L'homme travesti et l'imago maternelle: qui porte la culotte ? Psychologue à Paris 18e.
Paris, le 02 janvier 2020.
L'homme se travesti depuis des siècles, pour ne pas dire depuis toujours. D'ailleurs, les hommes qui aiment porter des vêtements du sexe féminin, que ce soit dans un cadre professionnel ou dans le but de ressentir une excitation sexuelle, sont bien plus nombreux que l'on pourrait le croire.
Souvent fait dans le plus grand des secrets, quel est donc l'enjeux dans l'action de se travestir en femme pour un homme ?
Au cœur de la clinique, ces hommes témoignent régulièrement au cours de leurs associations libres de souvenirs d'une mère « dominatrice », « écrasante » « castratrice », « manipulatrice ». Parallèlement à cela, le souvenir du père dans le récit de ces patients concerne une représentation d'un homme « soumis » face à sa femme.
Ces récurrences repérées dans les discours de ces patients a attiré tout particulièrement mon attention : Qu'en est-il des imagos parentales dans la clinique du travestissement ?
Jacques Lacan développe cette notion davantage en 1938 à travers l'étude des complexes familiaux[1],. Les complexes familiaux entraînent des effets sur le sujet en fonction des relations interindividuelles entre les membres qui composent la famille. D'autre part, les imagos sont la représentation subjective que le sujet se fait d'une expérience vécue avec un des membres de cette famille.
Il y a trois complexes familiaux selon Jacques Lacan auxquels se rattachent les images inconscientes, les imagos : le complexe de sevrage, le complexe d'intrusion et le complexe d'Oedipe. Les imagos et les complexes seraient selon lui issus des relations de l'enfant avec son environnement.
Le complexe qui nous intéresse le plus ici est le troisième, associé à l'imago paternelle. A ce moment, des remaniements identificatoires sont nécessaires pour normalement se diriger vers le parent du même sexe. Ce sont les identifications secondaires. Durant le complexe d'Oedipe, la fonction paternelle doit s'imposer afin de mettre un terme aux relations archaïques de l'enfant avec sa mère. L'imago du père permettrait ainsi la mise en place des deux instances, le Surmoi et l'Idéal du Moi. Le père est le messager de la castration.
Jacques Lacan développe la conception du père et de l'Oedipe comme organisateur en général, en parlant de fonction paternelle qu'il représente, une figure tierce.
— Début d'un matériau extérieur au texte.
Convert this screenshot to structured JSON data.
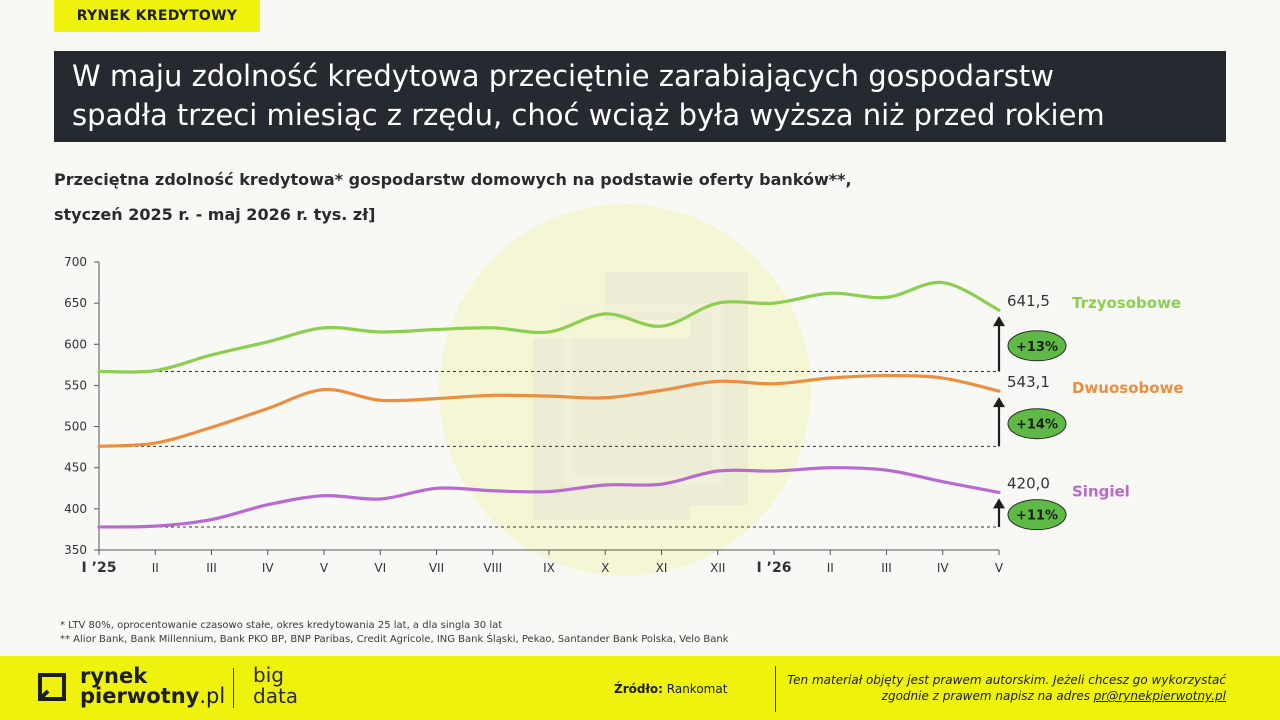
{
  "header": {
    "tag": "RYNEK KREDYTOWY",
    "headline_line1": "W maju zdolność kredytowa przeciętnie zarabiających gospodarstw",
    "headline_line2": "spadła trzeci miesiąc z rzędu, choć wciąż była wyższa niż przed rokiem"
  },
  "chart_title_line1": "Przeciętna zdolność kredytowa* gospodarstw domowych na podstawie oferty banków**,",
  "chart_title_line2": "styczeń 2025 r. - maj 2026 r. tys. zł]",
  "chart_data": {
    "type": "line",
    "ylim": [
      350,
      700
    ],
    "yticks": [
      350,
      400,
      450,
      500,
      550,
      600,
      650,
      700
    ],
    "categories": [
      "I ’25",
      "II",
      "III",
      "IV",
      "V",
      "VI",
      "VII",
      "VIII",
      "IX",
      "X",
      "XI",
      "XII",
      "I ’26",
      "II",
      "III",
      "IV",
      "V"
    ],
    "bold_categories": [
      0,
      12
    ],
    "series": [
      {
        "name": "Trzyosobowe",
        "color": "#8ccf50",
        "values": [
          567,
          568,
          587,
          603,
          620,
          615,
          618,
          620,
          615,
          637,
          622,
          650,
          650,
          662,
          657,
          675,
          641.5
        ],
        "end_label": "641,5",
        "change": "+13%"
      },
      {
        "name": "Dwuosobowe",
        "color": "#ec8e3f",
        "values": [
          476,
          480,
          499,
          522,
          545,
          532,
          534,
          538,
          537,
          535,
          544,
          555,
          552,
          559,
          562,
          559,
          543.1
        ],
        "end_label": "543,1",
        "change": "+14%"
      },
      {
        "name": "Singiel",
        "color": "#b86ad0",
        "values": [
          378,
          379,
          387,
          405,
          416,
          412,
          425,
          422,
          421,
          429,
          430,
          446,
          446,
          450,
          447,
          433,
          420
        ],
        "end_label": "420,0",
        "change": "+11%"
      }
    ],
    "reference_lines": [
      567,
      476,
      378
    ],
    "badge_color": "#5fba45"
  },
  "notes": {
    "line1": "* LTV 80%, oprocentowanie czasowo stałe, okres kredytowania 25 lat, a dla singla 30 lat",
    "line2": "** Alior Bank, Bank Millennium, Bank PKO BP, BNP Paribas, Credit Agricole, ING Bank Śląski, Pekao, Santander Bank Polska, Velo Bank"
  },
  "footer": {
    "logo_line1": "rynek",
    "logo_line2": "pierwotny",
    "logo_suffix": ".pl",
    "bigdata_line1": "big",
    "bigdata_line2": "data",
    "source_label": "Źródło:",
    "source_value": " Rankomat",
    "copyright_line1": "Ten materiał objęty jest prawem autorskim. Jeżeli chcesz go wykorzystać",
    "copyright_line2": "zgodnie z prawem napisz na adres ",
    "copyright_email": "pr@rynekpierwotny.pl"
  }
}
Le tiers paternel barre la jouissance de la toute-puissance de la mère et de l'enfant. Cela viendra d'ailleurs protéger l'enfant d'une imago maternelle toute-puissante, archaïque.
C'est justement ce qui semble être en jeu dans la clinique des hommes travestis. L'imago maternelle toute-puissante, phallique, paraît bien présente dans le discours de ces êtres : L'un d'entre eux disait que « C'était elle qui gérait tout ! Elle portait la culotte à la maison quoi ! », ou un autre affirmant que sa mère « C'est la matriarche ! ». De l'autre côté, l'imago paternelle inconsistante peut également se vérifier : « Il se fait bouffer tout cru. » me dit l'un de ces patients.
Finalement, nous pouvons nous poser cette question, avec légèreté, de qui porte la culotte dans la clinique du travestissement ? Cet être qui se travesti, c'est évident. L’imago maternelle, très certainement, et l'imago paternelle, cela paraît moins probable !
[1]LACAN, J. (1938). Les complexes familiaux, in Autres écrits, Ed. Seuil, Paris, 2001, pp. 23-88.